2. Par sa communication présidentielle selon laquelle nous citons: “les élections auront bel et bien lieu à la date prévue par le calendrier et personne ne nous empêchera de le faire”, le Chef de l’Etat menace de contrevenir aux deux principes fondamentaux à savoir : le principe de séparation des pouvoirs et le principe d’indépendance qui régit la Commission Électorale Nationale Indépendante (CENI), conformément à l’article 211 de la Constitution et l’article 7 de la Loi organique n° 10/013 du 28 juillet 2010 portant organisation et fonctionnement de la Commission Électorale Nationale Indépendante telle que modifiée et complétée par la Loi organique n° 13/012 du 19 avril 2013 et la Loi organique n° 21/012 du 03 juillet 2021 qui stipule ce qui suit: «Dans l’exercice de sa mission, la CENI jouit de l’indépendance d’action par rapport aux autres institutions. Elle bénéficie néanmoins de leur collaboration ».

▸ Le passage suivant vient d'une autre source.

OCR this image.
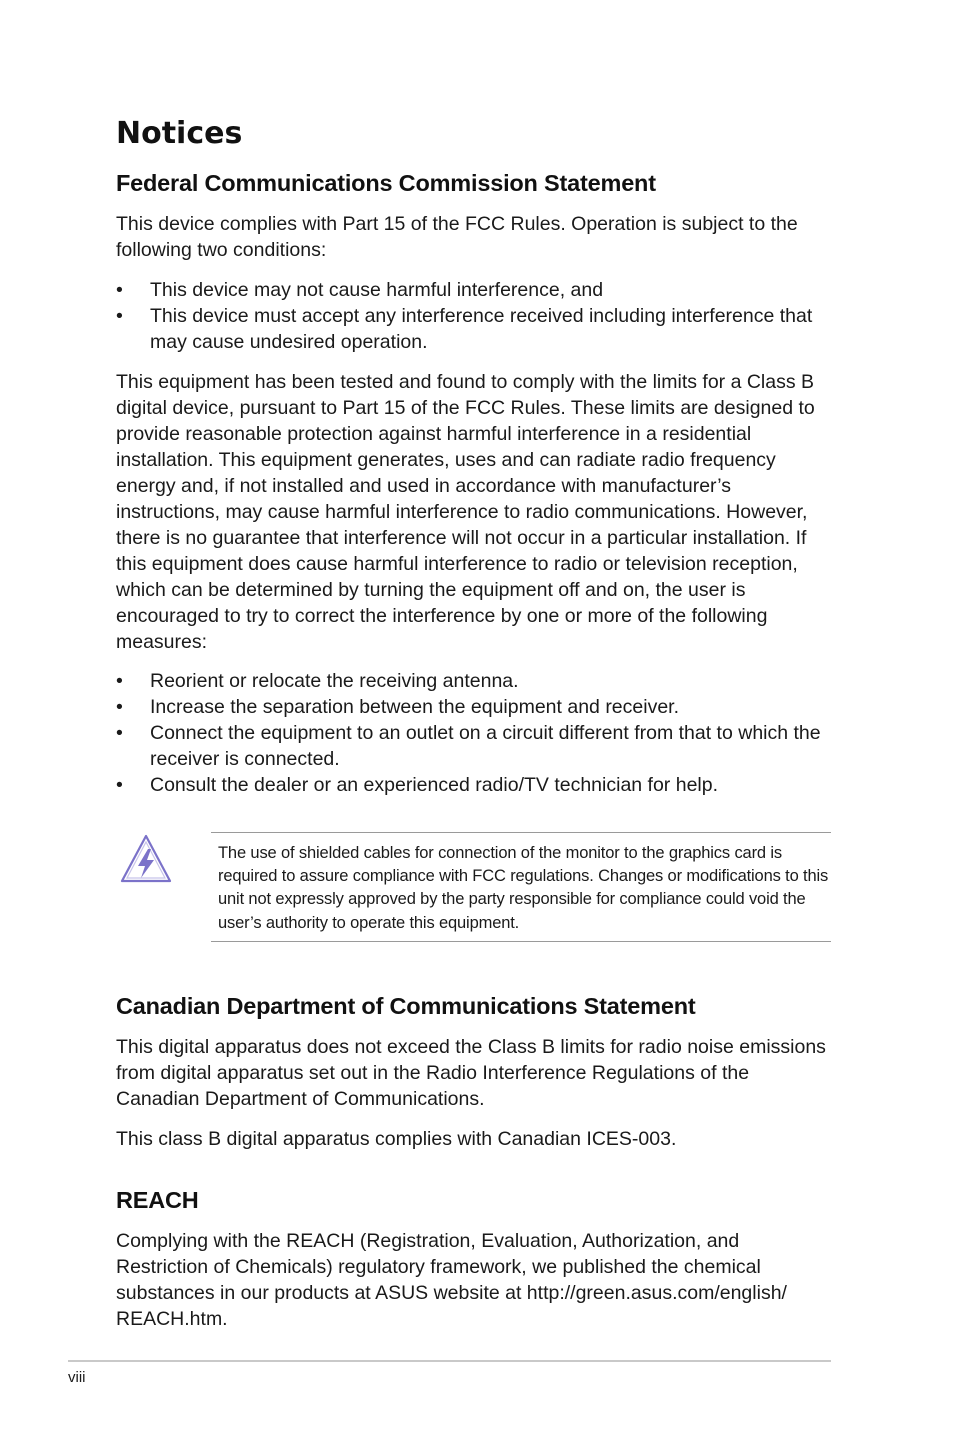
Notices
Federal Communications Commission Statement

This device complies with Part 15 of the FCC Rules. Operation is subject to the following two conditions:

• This device may not cause harmful interference, and
• This device must accept any interference received including interference that may cause undesired operation.

This equipment has been tested and found to comply with the limits for a Class B digital device, pursuant to Part 15 of the FCC Rules. These limits are designed to provide reasonable protection against harmful interference in a residential installation. This equipment generates, uses and can radiate radio frequency energy and, if not installed and used in accordance with manufacturer’s instructions, may cause harmful interference to radio communications. However, there is no guarantee that interference will not occur in a particular installation. If this equipment does cause harmful interference to radio or television reception, which can be determined by turning the equipment off and on, the user is encouraged to try to correct the interference by one or more of the following measures:

• Reorient or relocate the receiving antenna.
• Increase the separation between the equipment and receiver.
• Connect the equipment to an outlet on a circuit different from that to which the receiver is connected.
• Consult the dealer or an experienced radio/TV technician for help.

The use of shielded cables for connection of the monitor to the graphics card is required to assure compliance with FCC regulations. Changes or modifications to this unit not expressly approved by the party responsible for compliance could void the user’s authority to operate this equipment.

Canadian Department of Communications Statement

This digital apparatus does not exceed the Class B limits for radio noise emissions from digital apparatus set out in the Radio Interference Regulations of the Canadian Department of Communications.

This class B digital apparatus complies with Canadian ICES-003.

REACH

Complying with the REACH (Registration, Evaluation, Authorization, and Restriction of Chemicals) regulatory framework, we published the chemical substances in our products at ASUS website at http://green.asus.com/english/ REACH.htm.

viii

3. La CASE rappelle au Président de la République la teneur de sa correspondance lui adressée en avril dernier et à travers laquelle elle lui suggérait de faire le constat de la déconfiture du processus électoral sous Monsieur Denis Kadima Kazadi. Il est urgent que le Président Félix Tshisekedi se distingue dans sa gouvernance démocratique en ne s’immisçant pas dans la gestion pratique du processus électoral et en ne favorisant pas tout nouveau passage en force d’un fichier électoral composté, pour ne conserver que sa casquette constitutionnelle de Garant de la nation et du bon fonctionnement des institutions.
4. À ce titre, le Président de la République est invité à évaluer sans complaisance ni parti pris la santé médiocre du processus électoral pour se rendre compte des risques évidents d’une explosion de la colère populaire avant même la date programmée pour les scrutins. La sagacité du Président de la République peut sauver ce cycle électoral confié à une main inexperte qui n’est autre que la personne de Monsieur Denis Kadima Kazadi et retracer des meilleures perspectives pour notre gouvernance électorale.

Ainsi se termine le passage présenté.